Home » 2017 » Farmer bullish about hay ‘porn’

Farmer bullish about hay ‘porn’

UPDATE: A LOCAL farmer refusing a police request to take down a “pornographic” hay bale sculpture depicting a bull serving a cow says it has received international attention.

Bruce Cook, who lives on the Kactus Point Charolais property on the Murray Valley Highway at Lake Charm, constructed his unique take on “hay art” — a trend taken up by several farmers across the area — earlier this month.

However, earlier this week Mr Cook received a phone call from local police after a neighbour complained the artwork was offensive and obscene.

The officer told him he could be charged with “publishing pornographic images” unless he took it down.

Mr Cook says he is “just a slow farm boy with a weird sense of humour” and won’t take it down without a court order.

“I reckon people would have to have a dirty mind to see [the obscenity],” he says.

“I don’t see it — I’ve got problems with my eyes but I don’t see any hassles with that.

“They shouldn’t be looking into my paddock, they should just be concentrating on the road.”

In a letter to the editor in last Friday’s Gannawarra Times, Mystic Park resident Elvie Gannon expressed her dismay with the structure, which she described as “offensive, crude, and in the very least, in very bad taste”.

“Is this really the picture we want visitors to take away from our shire? I don’t think so,” Ms Gannon wrote.

Since receiving local media coverage, Mr Cook has been contacted by a number of national and international news organisations about the artwork, saying he is enjoying being in the limelight.

“When Channel Seven came here, they said I might be nervous – I said, no nerves no nothing,” he laughs.

“I’ve talked to about 15 radio stations already and the UK wants to talk to me tonight.”

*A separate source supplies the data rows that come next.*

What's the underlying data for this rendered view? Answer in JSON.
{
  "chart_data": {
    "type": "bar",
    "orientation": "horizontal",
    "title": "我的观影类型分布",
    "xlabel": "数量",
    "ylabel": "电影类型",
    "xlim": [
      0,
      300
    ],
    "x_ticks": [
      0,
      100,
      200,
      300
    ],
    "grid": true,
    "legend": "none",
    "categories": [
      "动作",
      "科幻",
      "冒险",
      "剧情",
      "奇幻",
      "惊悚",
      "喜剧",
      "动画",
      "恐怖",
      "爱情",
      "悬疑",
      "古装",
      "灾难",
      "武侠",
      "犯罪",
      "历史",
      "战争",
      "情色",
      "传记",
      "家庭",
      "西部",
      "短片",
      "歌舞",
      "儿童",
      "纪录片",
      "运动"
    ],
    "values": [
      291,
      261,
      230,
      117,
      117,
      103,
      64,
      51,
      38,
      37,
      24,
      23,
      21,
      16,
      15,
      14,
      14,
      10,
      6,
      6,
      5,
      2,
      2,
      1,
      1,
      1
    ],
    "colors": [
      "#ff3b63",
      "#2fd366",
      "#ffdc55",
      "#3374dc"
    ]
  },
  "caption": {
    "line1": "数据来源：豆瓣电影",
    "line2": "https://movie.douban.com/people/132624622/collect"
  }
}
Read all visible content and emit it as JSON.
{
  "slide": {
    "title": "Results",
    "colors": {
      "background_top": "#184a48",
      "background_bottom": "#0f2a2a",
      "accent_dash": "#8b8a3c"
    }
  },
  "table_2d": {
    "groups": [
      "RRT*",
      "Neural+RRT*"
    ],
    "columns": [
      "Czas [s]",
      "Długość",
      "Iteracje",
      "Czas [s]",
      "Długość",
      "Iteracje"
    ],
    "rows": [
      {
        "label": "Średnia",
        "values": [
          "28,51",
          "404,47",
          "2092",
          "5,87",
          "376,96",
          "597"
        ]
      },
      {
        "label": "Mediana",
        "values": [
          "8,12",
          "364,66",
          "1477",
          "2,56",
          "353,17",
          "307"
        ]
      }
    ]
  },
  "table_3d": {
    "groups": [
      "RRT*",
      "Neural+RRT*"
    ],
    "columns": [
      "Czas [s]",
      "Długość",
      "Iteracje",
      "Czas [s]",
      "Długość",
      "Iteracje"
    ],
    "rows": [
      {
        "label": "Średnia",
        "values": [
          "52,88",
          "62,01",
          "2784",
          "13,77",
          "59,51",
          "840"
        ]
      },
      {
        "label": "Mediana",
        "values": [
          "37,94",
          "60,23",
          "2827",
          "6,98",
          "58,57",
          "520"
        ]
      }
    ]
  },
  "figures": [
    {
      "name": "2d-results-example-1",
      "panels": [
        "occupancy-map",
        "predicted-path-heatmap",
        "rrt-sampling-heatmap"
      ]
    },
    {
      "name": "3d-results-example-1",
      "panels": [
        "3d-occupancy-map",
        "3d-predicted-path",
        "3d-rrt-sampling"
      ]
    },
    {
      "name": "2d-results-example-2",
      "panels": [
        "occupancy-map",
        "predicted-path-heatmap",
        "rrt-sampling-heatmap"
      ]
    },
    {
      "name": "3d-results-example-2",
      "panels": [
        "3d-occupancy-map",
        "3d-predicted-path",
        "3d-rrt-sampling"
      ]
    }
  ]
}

He says he has had an accomplice in his mischief, Lake Charm local Melinda Davison, who “planted the seed” for the idea to make the structure and enter it into a hay art competition after showing him a photo of two of his cattle in a compromising position.

“She said, why don’t you make some hay art? and I had the photograph here and I drew it up and said, yeah I can make this,” he explains. 

“We’re gonna put a couple of calves in there, she put lights on there last night and they’ll be on there tonight.”

Mr Cook says he wants to auction the artwork off and donate the proceeds to the Royal Children’s Hospital, but locals have begun an online petition and Facebook page to save the hay bale bull, with some even offering to buy it off of him.

“There’s a big banana, a big strawberry and big other things, they want the bull.”